OTT Rektor Unila Terjadi Ketika Ada Laporan Calon Mahasiswa Nilainya Jelek Saat SMA Tapi Malah Diterima

JAKARTA - Komisi Pemberantasan Korupsi (KPK) mengungkap operasi tangkap tangan (OTT) Rektor Universitas Lampung (Unila) Karomani terjadi akibat calon mahasiswa yang bernilai buruk saat SMA justru diterima lewat jalur mandiri.

Wakil Ketua KPK Alexander Marwata mengatakan hal tersebut dianggap merugikan oleh pihak lain. Sehingga akhirnya ada pihak yang melapor.

"Kemarin kebetulan ada pihak yang dirugikan yang mengenal ada mahasiswa yang nilainya jelek waktu SMA, tidak pintar, kok lolos. Sementara, 'anak saya yang lebih pintar enggak lolos'. Artinya ada yang dirugikan kemudian melapor," kata Alexander kepada wartawan di Gedung Merah Putih KPK, Kuningan Persada, Jakarta Selatan, Senin, 22 Agustus.
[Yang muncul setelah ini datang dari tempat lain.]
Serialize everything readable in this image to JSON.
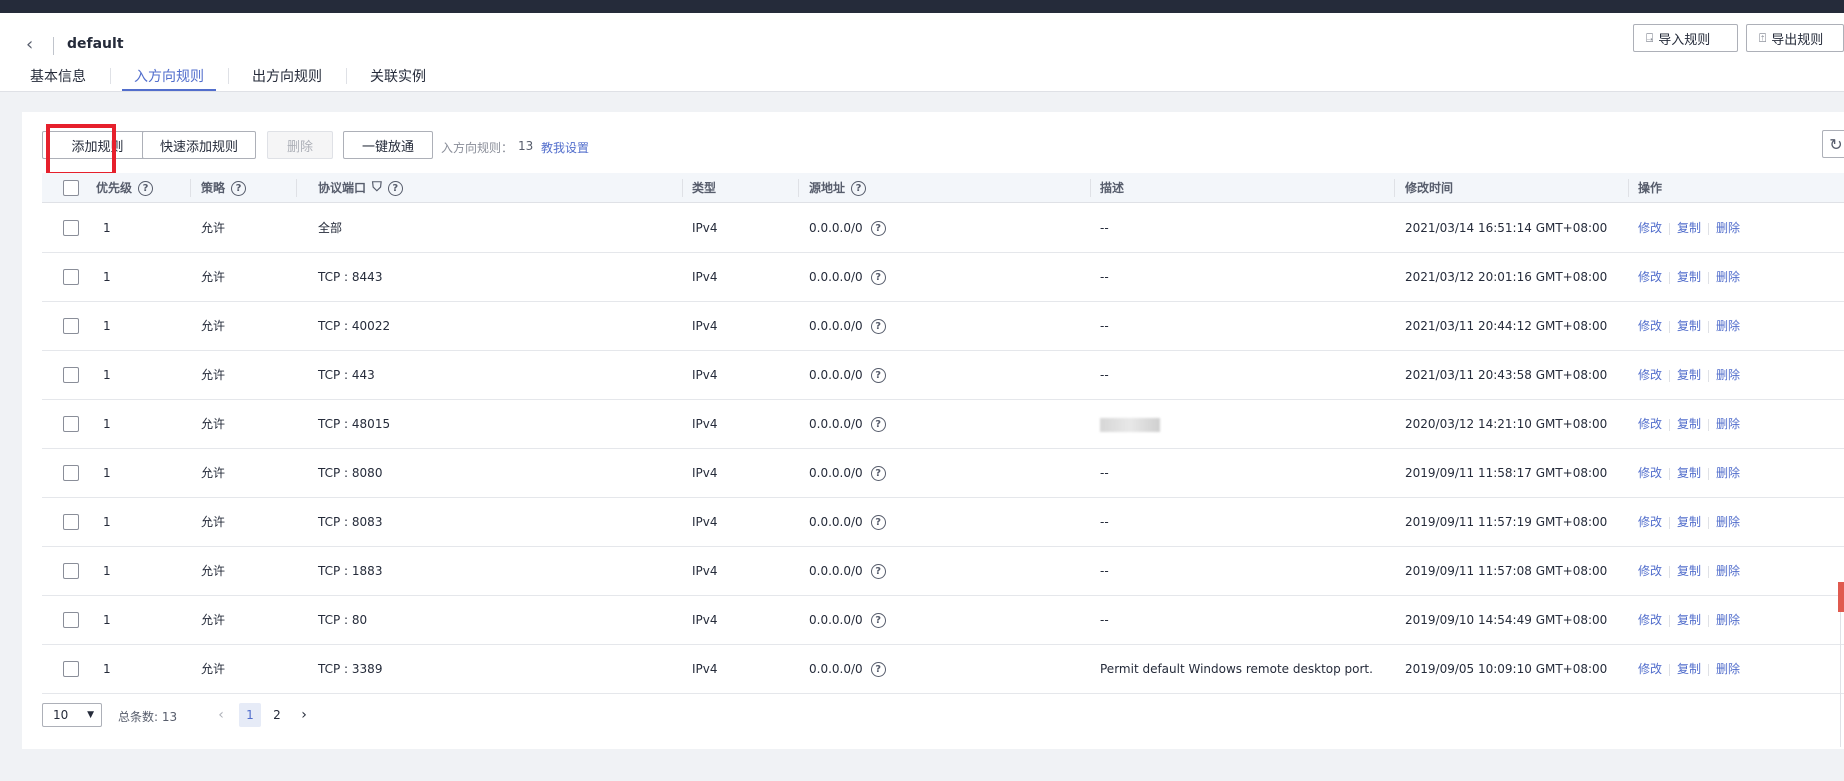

Alexander mengingatkan pemberian suap untuk masuk kampus negeri sudah pasti tak bisa dibenarkan. Apalagi, jika ada pihak yang dirugikan dari praktik lancung tersebut.

"Kalau semua sama-sama senang, sama-sama untuk kan enggak ada yang lapor. Kecuali ada pihak yang dirugikan," tegasnya.

Diberitakan sebelumnya, KPK menetapkan empat tersangka dugaan suap penerimaan mahasiswa baru pada Universitas Lampung tahun 2022. Penetapan tersangka ini berawal dari operasi tangkap tangan yang dilakukan di Lampung, Bandung, dan Bali.

Para tersangka yang terjerat kasus ini adalah Rektor Universitas Lampung 2020-2024 Karomani; Wakil Rektor I Bidang Akademik Universitas Lampung Heryandi; Ketua Senat Universitas Lampung Muhammad Basri; dan swasta Andi Desfiandi.

Dalam kasus ini, Karomani diduga mematok harga kursi bagi calon mahasiswa baru di kampusnya dengan harga kisaran Rp100 juta hingga Rp350 juta saat melaksanakan Seleksi Mandiri Masuk Universitas Lampung (Simanila). Permintaan ini disampaikan setelah Heryandi dan Muhammad Basri menyeleksi secara personal kesanggupan orang tua mahasiswa untuk membayar.

Adapun salah satu keluarga calon peserta Simanila, Andi kemudian berinisiatif membayar setelah keluarganya diterima sebagai mahasiswa karena bantuan Karomani. Dia kemudian menyerahkan uang tunai sebesar Rp150 juta di Lampung yang diambil oleh seorang dosen, yaitu Mualimin.

Dari perbuatannya itu, Karomani diduga berhasil mengumpulkan uang sebesar Rp603 juta dari Mualimin yang kemudian digunakan untuk keperluan pribadi sebesar Rp575 juta.

Sementara dari Muhammad Basri dan Budi Sutomo yang merupakan Kepala Biro Perencanaan dan Hubungan Masyarakat Universitas Lampung, diduga total uang yang diterima Karomani mencapai Rp4,4 miliar. Uang ini kemudian dialihkan menjadi tabungan deposito, emas batangan, dan masih ada yang dalam bentuk tunai.